"Impliquer davantage les acteurs du système"
Le KCE estime que ses études "n'auront que peu d'impacts si leurs résultats ne prennent pas suffisamment en compte les réalités du terrain." C'est la raison pour laquelle le KCE souhaite "impliquer encore plus systématiquement ceux qui sont directement concernés par son travail, c'est-à-dire les stakeholders". C'est le leitmotiv du rapport annuel 2011.
Tout en voulant éviter des avis " démocratiques ", simple émanation de toutes les parties prenantes, le KCE souhaite davantage inviter les acteurs des soins de santé.

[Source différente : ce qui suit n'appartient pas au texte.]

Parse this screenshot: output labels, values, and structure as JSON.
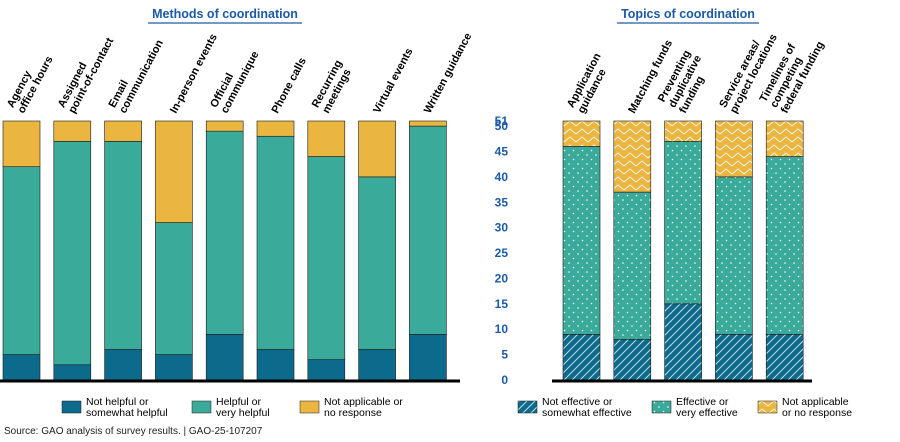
{
  "chart_data": [
    {
      "type": "bar",
      "stacked": true,
      "title": "Methods of coordination",
      "categories": [
        [
          "Agency",
          "office hours"
        ],
        [
          "Assigned",
          "point-of-contact"
        ],
        [
          "Email",
          "communication"
        ],
        [
          "In-person events"
        ],
        [
          "Official",
          "communique"
        ],
        [
          "Phone calls"
        ],
        [
          "Recurring",
          "meetings"
        ],
        [
          "Virtual events"
        ],
        [
          "Written guidance"
        ]
      ],
      "series": [
        {
          "name": "Not helpful or somewhat helpful",
          "legend_lines": [
            "Not helpful or",
            "somewhat helpful"
          ],
          "color": "#0c6b8c",
          "pattern": "solid",
          "values": [
            5,
            3,
            6,
            5,
            9,
            6,
            4,
            6,
            9
          ]
        },
        {
          "name": "Helpful or very helpful",
          "legend_lines": [
            "Helpful or",
            "very helpful"
          ],
          "color": "#3aaa9a",
          "pattern": "solid",
          "values": [
            37,
            44,
            41,
            26,
            40,
            42,
            40,
            34,
            41
          ]
        },
        {
          "name": "Not applicable or no response",
          "legend_lines": [
            "Not applicable or",
            "no response"
          ],
          "color": "#ebb640",
          "pattern": "solid",
          "values": [
            9,
            4,
            4,
            20,
            2,
            3,
            7,
            11,
            1
          ]
        }
      ],
      "ylim": [
        0,
        51
      ]
    },
    {
      "type": "bar",
      "stacked": true,
      "title": "Topics of coordination",
      "categories": [
        [
          "Application",
          "guidance"
        ],
        [
          "Matching funds"
        ],
        [
          "Preventing",
          "duplicative",
          "funding"
        ],
        [
          "Service areas/",
          "project locations"
        ],
        [
          "Timelines of",
          "competing",
          "federal funding"
        ]
      ],
      "series": [
        {
          "name": "Not effective or somewhat effective",
          "legend_lines": [
            "Not effective or",
            "somewhat effective"
          ],
          "color": "#0c6b8c",
          "pattern": "hatch",
          "values": [
            9,
            8,
            15,
            9,
            9
          ]
        },
        {
          "name": "Effective or very effective",
          "legend_lines": [
            "Effective or",
            "very effective"
          ],
          "color": "#3aaa9a",
          "pattern": "dots",
          "values": [
            37,
            29,
            32,
            31,
            35
          ]
        },
        {
          "name": "Not applicable or no response",
          "legend_lines": [
            "Not applicable",
            "or no response"
          ],
          "color": "#ebb640",
          "pattern": "chevron",
          "values": [
            5,
            14,
            4,
            11,
            7
          ]
        }
      ],
      "ylim": [
        0,
        51
      ],
      "yticks": [
        0,
        5,
        10,
        15,
        20,
        25,
        30,
        35,
        40,
        45,
        50,
        51
      ]
    }
  ],
  "source_note": "Source: GAO analysis of survey results.  |  GAO-25-107207",
  "colors": {
    "title": "#1a5aa8",
    "axis_labels": "#1a5aa8",
    "baseline": "#000000"
  }
}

Son directeur général, Raf Mertens, s'explique : "La consultation des patients est une idée assez neuve chez nous. En Belgique, nous n'avons pas les moyens de mettre en place des processus aussi complexes. Néanmoins, nous sommes conscients que nous devrons, à l'avenir, aller beaucoup plus loin que ce que nous faisons à l'heure actuelle."

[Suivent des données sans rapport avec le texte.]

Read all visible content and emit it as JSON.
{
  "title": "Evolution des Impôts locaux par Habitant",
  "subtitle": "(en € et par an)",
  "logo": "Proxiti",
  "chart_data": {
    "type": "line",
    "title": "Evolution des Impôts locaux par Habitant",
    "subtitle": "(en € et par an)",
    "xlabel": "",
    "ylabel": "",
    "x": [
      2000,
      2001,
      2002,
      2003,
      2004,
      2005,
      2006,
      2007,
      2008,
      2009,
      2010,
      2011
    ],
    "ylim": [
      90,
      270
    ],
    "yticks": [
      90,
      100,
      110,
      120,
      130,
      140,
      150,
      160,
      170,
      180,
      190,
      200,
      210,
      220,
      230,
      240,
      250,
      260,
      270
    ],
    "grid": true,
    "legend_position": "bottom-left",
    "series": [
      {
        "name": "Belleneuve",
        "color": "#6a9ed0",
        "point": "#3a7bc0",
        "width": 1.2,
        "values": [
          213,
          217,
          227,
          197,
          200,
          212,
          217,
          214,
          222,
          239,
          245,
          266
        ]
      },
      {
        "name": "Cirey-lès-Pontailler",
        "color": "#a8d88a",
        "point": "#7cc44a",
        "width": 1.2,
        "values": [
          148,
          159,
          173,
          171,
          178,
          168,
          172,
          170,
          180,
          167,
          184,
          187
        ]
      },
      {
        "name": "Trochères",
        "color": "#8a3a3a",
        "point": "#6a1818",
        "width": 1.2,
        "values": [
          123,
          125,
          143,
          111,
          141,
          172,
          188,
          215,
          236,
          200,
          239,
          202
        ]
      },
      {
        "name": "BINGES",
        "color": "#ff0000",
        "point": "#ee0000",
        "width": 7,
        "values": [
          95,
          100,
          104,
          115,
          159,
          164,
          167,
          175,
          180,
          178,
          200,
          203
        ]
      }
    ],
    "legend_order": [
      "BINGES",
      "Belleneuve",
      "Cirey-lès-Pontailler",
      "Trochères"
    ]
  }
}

Par stakeholders, le KCE entend essentiellement "les décideurs politiques, les décideurs techniques /administratifs (Inami, services publics fédéraux), les mutualités, les prestataires de soins et leurs associations représentatives, l'industrie médico-pharmaceutique, les patients et les citoyens-patients et les médias".
Dans le dernier rapport annuel du KCE, les ministres Onkelinx (Fédéral), Tillieux (Wallonie), Vandeurzen (Région flamande) soutiennent l'initiative.
Le plus difficile est évidemment la représentation des patients (n'étant pas une profession en soi, on préfère parler de citoyens-patients). Mais les associations de patients tissent leur toile.